沢村が蒸発して一年三ヶ月の月日が流れた時、ある男が突然、野口のもとを訪ねて来た。

「社長、お久しぶりです。」

そう挨拶をしたその男は、髪型や雰囲気はすっかり変わっていたが、まぎれもなく沢村本人であった。

話したいことはいろいろあったが、野口は再び現れた沢村に対し、やはり時代を築いたスーパースターの引き際として、ファンの前で正式に引退式を行うことを決定する。10月10日、場所は後楽園ホールと決まった。

再び沢村が現れたこと、引退式を行うことになったことなど、多くのスタッフは半信半疑であった。当日の会場でも「本当に来るんだろうか」という雰囲気だったが、その日後楽園ホールに現れたのは間違いなくかつてのキックの帝王、沢村忠であった。

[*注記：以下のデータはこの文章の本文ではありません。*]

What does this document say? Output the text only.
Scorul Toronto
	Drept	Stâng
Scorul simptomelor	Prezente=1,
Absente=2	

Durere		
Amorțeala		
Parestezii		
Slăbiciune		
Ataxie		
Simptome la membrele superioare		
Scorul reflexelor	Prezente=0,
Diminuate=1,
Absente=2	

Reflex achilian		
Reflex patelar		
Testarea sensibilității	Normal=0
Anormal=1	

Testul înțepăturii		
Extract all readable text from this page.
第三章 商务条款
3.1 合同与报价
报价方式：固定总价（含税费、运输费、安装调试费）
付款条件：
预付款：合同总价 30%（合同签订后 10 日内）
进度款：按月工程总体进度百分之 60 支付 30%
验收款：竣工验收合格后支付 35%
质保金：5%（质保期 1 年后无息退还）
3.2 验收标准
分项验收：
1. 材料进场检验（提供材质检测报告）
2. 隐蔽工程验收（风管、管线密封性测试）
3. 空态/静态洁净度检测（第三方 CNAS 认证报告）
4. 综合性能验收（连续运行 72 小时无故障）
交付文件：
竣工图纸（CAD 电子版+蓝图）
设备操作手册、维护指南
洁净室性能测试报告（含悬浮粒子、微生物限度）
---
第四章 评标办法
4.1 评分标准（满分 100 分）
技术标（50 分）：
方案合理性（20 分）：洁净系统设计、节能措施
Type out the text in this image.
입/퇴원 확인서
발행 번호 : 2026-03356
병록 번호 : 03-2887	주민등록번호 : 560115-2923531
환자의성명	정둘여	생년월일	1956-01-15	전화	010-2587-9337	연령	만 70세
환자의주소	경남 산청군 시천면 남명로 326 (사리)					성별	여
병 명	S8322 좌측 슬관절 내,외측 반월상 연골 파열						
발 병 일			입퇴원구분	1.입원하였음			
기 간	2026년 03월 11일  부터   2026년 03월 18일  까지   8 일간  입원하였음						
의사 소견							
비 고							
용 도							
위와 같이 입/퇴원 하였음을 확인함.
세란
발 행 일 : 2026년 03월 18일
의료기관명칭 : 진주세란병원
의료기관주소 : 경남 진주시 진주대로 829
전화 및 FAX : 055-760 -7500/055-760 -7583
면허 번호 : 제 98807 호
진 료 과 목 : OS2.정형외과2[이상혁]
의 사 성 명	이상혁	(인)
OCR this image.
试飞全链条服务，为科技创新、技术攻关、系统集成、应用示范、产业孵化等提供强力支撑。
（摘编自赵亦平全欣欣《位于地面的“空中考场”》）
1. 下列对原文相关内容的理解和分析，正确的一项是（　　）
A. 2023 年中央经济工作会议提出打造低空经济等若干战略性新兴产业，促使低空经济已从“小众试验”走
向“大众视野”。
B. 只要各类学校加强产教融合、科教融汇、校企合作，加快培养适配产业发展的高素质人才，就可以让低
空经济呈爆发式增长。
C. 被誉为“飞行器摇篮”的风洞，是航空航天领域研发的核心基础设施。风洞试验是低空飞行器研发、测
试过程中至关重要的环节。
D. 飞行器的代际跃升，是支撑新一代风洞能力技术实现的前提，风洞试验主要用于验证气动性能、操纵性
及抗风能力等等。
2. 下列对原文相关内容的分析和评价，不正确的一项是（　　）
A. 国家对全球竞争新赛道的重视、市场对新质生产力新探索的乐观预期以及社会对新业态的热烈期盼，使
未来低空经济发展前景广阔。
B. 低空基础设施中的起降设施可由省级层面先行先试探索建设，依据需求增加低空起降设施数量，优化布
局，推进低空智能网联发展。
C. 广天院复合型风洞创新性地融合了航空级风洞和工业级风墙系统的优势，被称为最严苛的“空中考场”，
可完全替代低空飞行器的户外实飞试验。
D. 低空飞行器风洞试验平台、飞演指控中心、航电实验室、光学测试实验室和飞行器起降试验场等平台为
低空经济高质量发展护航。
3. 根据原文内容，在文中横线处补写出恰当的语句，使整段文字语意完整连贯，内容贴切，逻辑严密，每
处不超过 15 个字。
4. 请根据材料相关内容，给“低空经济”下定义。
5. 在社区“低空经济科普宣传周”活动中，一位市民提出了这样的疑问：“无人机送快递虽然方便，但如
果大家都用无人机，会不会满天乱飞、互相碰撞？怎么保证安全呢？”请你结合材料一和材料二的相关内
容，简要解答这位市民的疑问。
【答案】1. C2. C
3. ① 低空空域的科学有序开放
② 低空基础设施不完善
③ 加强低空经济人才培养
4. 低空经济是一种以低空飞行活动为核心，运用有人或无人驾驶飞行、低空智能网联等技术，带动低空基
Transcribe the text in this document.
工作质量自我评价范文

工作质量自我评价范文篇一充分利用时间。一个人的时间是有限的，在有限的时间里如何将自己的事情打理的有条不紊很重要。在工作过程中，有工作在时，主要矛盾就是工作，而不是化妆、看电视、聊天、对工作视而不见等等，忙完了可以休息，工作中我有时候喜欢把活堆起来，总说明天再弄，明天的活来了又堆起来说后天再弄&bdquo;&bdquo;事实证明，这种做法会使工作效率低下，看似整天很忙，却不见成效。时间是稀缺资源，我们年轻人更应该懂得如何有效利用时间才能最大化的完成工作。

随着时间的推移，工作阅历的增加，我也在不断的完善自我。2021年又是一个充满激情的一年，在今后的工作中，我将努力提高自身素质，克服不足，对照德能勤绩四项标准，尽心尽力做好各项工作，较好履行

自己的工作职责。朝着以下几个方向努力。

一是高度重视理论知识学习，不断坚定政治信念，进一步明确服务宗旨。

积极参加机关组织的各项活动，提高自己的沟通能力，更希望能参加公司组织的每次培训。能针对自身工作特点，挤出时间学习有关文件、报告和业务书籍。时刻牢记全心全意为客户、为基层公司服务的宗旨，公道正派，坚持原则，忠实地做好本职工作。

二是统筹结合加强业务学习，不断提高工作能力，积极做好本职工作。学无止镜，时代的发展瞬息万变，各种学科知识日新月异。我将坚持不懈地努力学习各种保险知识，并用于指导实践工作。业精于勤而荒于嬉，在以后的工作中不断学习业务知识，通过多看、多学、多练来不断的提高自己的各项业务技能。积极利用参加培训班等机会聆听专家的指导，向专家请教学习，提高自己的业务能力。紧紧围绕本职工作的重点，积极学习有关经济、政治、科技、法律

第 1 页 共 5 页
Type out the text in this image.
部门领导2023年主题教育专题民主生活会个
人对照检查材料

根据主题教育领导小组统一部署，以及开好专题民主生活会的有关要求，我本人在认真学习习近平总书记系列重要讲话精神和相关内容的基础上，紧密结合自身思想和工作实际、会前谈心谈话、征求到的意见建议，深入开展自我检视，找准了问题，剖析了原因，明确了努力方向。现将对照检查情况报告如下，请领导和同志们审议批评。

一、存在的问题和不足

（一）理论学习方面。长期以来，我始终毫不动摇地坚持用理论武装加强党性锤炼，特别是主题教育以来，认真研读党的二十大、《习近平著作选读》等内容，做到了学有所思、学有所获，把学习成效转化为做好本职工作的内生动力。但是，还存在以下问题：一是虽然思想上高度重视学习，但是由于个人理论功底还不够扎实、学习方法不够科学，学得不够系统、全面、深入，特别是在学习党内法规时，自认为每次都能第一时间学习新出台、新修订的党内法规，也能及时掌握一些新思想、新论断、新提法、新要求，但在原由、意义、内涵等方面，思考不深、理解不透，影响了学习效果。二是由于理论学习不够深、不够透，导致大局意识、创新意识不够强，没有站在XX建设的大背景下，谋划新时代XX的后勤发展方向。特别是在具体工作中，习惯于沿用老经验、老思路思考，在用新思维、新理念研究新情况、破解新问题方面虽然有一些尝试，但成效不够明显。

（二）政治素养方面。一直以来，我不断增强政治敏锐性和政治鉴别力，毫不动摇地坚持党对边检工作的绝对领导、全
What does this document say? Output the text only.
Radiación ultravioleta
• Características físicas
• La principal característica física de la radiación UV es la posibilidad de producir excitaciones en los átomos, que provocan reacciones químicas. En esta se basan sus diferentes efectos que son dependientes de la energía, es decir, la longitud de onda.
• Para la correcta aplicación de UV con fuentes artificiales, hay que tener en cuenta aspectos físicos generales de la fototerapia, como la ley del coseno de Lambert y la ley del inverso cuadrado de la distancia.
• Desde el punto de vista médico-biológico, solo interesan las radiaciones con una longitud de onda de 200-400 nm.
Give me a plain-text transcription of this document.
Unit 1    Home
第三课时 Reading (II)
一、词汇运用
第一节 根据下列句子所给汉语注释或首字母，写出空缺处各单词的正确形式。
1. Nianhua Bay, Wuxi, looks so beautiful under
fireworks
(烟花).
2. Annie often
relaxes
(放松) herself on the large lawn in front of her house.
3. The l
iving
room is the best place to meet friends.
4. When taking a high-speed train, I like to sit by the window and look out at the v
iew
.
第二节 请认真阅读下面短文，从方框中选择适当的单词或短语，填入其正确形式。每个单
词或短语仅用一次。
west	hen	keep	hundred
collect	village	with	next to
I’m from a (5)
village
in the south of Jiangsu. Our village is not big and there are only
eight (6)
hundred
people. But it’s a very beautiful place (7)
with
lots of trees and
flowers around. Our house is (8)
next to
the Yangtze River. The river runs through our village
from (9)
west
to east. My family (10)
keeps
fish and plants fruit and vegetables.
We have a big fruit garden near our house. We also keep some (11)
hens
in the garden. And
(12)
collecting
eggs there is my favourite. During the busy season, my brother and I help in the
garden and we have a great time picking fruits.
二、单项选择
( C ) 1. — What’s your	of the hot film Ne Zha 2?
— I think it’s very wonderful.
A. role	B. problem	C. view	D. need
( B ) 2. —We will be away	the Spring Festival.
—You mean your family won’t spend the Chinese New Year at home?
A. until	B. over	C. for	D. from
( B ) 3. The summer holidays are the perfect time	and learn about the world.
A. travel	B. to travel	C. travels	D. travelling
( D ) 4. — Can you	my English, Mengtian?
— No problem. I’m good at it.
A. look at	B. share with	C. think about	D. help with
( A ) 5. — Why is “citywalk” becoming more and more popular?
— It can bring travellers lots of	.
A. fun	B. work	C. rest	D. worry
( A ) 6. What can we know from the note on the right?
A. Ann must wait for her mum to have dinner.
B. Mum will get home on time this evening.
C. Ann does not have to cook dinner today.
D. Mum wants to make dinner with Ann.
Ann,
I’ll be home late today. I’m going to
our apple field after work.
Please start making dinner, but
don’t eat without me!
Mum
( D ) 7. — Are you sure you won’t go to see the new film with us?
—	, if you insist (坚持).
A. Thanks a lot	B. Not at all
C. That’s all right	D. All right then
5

リングに上がり、観客に向かって深々と頭を下げ、マイクを取って別れのメッセージを綴った。「キックボクシングファンの皆さん、長い間本当にありがとうございました。」わずか二分弱のメッセージであったが、その後テンカウントゴングが打ち鳴らされ、静寂な雰囲気の中、沢村の引退式は終了した。

引退後

沢村は引退してから、自動車修理工場を経営している知人に頭を下げ、就職させてもらった。そこで数年間経験を積んでから独立したという。

関係者からは、「あれだけの名声を捨てるのはもったいない。」「引退後もキックの世界にとどまり、後進の育成に当たってくれ」と説得されたが、それらの誘いを丁重に断り、キックの世界から完全に決別し、また新たな人生を一からスタートさせたのだ。

沢村は引退してから一、二度マスコミの取材も受けており、引退から20年以上経って、一度だけテレビに出演したこともある。

取材において、なぜ姿を消したのか、また、キック界から完全に決別したのはどうしてなのか、という問いに対して

「キックの世界にいる時は人一倍練習も積み、最初は27歳くらいが限界と思っていた選手生活も結局34歳まで続けました。僕がいなくなれば、日本キックボクシング協会に登録している2000人の選手が試合出来なくなってしまいますからね。その結果、完全燃焼でした。現役時代は過密日程で満身創痍で、常に眠りも浅かった。それが限界まで戦い抜いてようやくそこから開放されたのです。

僕は昔から武士道的な生き方にあこがれていて、『立つ鳥、後を濁さず』ということは常に考えていました。キックボクシングで自分なりに全てをやり尽くしたことは自分にとって最高の勲章なんですよ。だからこそ、そっとしまっておきたかったし、とても改めて引っ張り出す気にはなれなかったんです。

思い残すことのないキックの世界からスッパリ身を引き、新しい人生を一からスタートさせようと思ったんです。」
と語った。

沢村がいなくなってからは、キックボクシング中継は段々と視聴率が下がり、ついには打ち切りとなってしまう。まさに第一次キックボクシングブームは沢村と共に始まり、沢村の引退と共に幕を閉じたのである。